The 'Twelve and Twelve' draws a distinction between the unnatural self-destruction of alcoholic drinking and the natural drives which, when distorted, cause our defects.
I believe that all drives—including the drive to attain what I sought to attain through drink—are natural.
I believe that the distortions in those drives wrought by misperception—whilst 'naturally occurring'—are unnatural, in the sense of being out of alignment with God's will, because from these distortions flow all destruction, and destruction, as the opposite of God's creative force, is therefore against nature.
An exercise to finish on:
Take the above paragraph 6 from the Step Six reading of the 'Twelve and Twelve' and substitute, for alcohol, whatever the character defect is. Let's try resentment.
"When men and women pour so much RESENTMENT into themselves that they destroy their lives, they commit a most unnatural act. Defying their instinctive desire for self-preservation, they seem bent upon self-destruction. They work against their own deepest instinct. As they are humbled by the terrific beating administered by RESENTMENT, the grace of God can enter them and expel their obsession. Here their powerful instinct to live can cooperate fully with their Creator's desire to give them new life. For nature and God alike abhor suicide," (Step Six [6]).

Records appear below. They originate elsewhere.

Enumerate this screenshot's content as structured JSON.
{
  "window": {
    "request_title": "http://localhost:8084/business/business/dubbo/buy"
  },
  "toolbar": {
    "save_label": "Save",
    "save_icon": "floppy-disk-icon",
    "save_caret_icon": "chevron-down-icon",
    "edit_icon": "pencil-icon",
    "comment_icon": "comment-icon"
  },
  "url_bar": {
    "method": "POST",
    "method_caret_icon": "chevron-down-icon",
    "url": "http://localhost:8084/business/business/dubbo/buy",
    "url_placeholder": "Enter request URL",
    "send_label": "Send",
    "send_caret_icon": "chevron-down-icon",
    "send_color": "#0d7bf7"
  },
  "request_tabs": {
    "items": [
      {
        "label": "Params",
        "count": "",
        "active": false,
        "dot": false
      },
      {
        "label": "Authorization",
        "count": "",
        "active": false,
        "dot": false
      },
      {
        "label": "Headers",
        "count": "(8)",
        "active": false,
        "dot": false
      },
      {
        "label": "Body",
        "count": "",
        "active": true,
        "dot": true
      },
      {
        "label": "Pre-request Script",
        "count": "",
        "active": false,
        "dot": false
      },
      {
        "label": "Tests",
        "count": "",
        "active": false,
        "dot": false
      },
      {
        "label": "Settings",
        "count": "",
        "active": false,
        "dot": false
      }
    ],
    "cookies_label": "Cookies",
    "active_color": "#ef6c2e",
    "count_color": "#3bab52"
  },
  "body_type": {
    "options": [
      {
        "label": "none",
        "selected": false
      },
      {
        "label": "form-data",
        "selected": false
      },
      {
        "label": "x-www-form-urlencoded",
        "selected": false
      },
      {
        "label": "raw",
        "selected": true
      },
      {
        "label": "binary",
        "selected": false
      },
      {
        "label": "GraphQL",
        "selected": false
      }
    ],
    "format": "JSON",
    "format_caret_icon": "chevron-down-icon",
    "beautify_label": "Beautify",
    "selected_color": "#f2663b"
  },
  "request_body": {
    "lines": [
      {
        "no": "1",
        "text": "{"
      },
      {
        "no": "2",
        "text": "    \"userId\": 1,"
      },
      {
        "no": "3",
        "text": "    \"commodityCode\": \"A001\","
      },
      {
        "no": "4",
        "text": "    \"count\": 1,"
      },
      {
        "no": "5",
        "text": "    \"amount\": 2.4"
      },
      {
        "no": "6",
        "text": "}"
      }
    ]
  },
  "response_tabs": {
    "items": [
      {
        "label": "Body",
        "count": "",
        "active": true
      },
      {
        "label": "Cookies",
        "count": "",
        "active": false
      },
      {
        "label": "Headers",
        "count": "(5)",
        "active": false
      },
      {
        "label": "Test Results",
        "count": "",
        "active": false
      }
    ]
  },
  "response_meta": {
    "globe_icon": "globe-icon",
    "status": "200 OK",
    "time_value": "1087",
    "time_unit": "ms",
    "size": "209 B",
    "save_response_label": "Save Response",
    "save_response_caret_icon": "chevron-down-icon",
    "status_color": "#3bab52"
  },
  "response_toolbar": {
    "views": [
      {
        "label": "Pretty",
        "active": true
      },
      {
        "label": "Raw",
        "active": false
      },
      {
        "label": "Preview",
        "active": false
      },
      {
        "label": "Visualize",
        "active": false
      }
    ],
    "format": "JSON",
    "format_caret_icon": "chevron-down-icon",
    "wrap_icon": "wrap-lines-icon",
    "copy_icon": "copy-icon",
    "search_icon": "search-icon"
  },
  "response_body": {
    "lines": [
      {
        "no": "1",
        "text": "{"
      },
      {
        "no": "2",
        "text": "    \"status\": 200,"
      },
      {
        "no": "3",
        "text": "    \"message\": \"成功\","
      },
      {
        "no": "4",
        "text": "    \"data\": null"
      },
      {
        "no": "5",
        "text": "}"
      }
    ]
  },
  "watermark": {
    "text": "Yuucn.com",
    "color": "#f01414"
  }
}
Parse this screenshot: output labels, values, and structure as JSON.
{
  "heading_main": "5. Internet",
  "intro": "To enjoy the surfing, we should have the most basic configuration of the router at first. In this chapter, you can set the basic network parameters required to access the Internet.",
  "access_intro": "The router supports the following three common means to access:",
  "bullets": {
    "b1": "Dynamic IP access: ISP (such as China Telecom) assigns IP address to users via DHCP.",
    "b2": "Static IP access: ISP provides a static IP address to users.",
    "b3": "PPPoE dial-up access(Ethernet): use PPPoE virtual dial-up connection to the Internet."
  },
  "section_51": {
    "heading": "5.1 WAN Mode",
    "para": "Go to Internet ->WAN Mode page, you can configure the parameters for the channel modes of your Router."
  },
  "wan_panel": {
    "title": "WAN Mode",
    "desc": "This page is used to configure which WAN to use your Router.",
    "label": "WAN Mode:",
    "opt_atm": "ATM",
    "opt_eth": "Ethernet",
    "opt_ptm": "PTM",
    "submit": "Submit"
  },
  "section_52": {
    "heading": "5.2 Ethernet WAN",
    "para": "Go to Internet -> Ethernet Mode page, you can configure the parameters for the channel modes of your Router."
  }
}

Resentment is, indeed, suicide. The weapon is always turned, instantly, on me. The same goes for fear. The same goes for envy. The same goes for any defect, because it stops me living right here, right now. It is this observation, whatever the defect, whatever the magnitude, that fosters my willingness, as I finally start to see the objectionable nature—objectionable to me!—of all of my defects.
There is nothing for me to give up but suffering.
There is everything for my ego to give up—its entire existence.
Provided I recognise that I am not my ego, entire freedom is entirely possible.